海水がゆっくり結晶化していって塩が作られていく姿を生まれて初めて見た時に、いままで無意識の内に食べていた“塩“というのがこういう風に作られていて、私は何も知らずに塩を食べていたんだな。と気づいた瞬間でした。また、大量に生産することが出来るのに、なぜ、こんなに大変な思いをして作っているのか?それがすごく不思議でした。珠洲で食べた塩の味がすごく美味しくて、浜取りさんや職人さんの人柄を含めた味わいに思えたから、これは映像にして伝えなければ。とその思い一つだけで現場に入りこんで撮影を始めてしまいました。

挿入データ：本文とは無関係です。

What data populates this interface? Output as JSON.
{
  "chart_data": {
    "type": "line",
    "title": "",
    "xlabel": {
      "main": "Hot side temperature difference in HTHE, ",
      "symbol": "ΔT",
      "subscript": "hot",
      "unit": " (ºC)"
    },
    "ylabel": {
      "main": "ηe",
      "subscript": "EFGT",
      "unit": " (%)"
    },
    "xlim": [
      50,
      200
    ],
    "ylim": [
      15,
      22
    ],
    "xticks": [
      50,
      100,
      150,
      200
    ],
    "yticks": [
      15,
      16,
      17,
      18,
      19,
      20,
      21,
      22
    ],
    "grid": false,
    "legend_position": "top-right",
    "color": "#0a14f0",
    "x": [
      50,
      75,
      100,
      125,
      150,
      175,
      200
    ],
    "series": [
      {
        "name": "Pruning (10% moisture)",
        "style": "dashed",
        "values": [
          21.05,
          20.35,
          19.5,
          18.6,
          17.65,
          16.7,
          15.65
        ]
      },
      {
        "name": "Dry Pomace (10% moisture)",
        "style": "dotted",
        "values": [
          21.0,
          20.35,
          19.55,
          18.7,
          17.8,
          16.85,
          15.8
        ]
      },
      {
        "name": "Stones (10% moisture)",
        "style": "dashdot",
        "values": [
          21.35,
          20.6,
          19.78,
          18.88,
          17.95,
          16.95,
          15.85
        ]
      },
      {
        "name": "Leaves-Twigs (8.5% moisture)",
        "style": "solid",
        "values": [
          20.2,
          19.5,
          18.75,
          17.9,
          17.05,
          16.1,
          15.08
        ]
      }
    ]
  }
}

本日、来場していただいた方にはプレゼントで“珠洲の塩“を配布。監督のお勧めな塩の使い方を教えてくださいという質問に
監督:やっぱり白米で塩むすびを食べていただきたいです。あと、アイスクリームにひとつまみかけて食べてみてください。甘さがより引き立ちます!“塩“には甘味を引きだす力もあるんです。

最後に、日本は海に囲まれていて塩なんてどこでも取れると思われる方も多いと思うんですが、珠洲、そして能登の海がとても特別だと、撮影を通して学びました。ぜひ、石川県の多くの方にご覧いただけたらと思います。と締めくくった。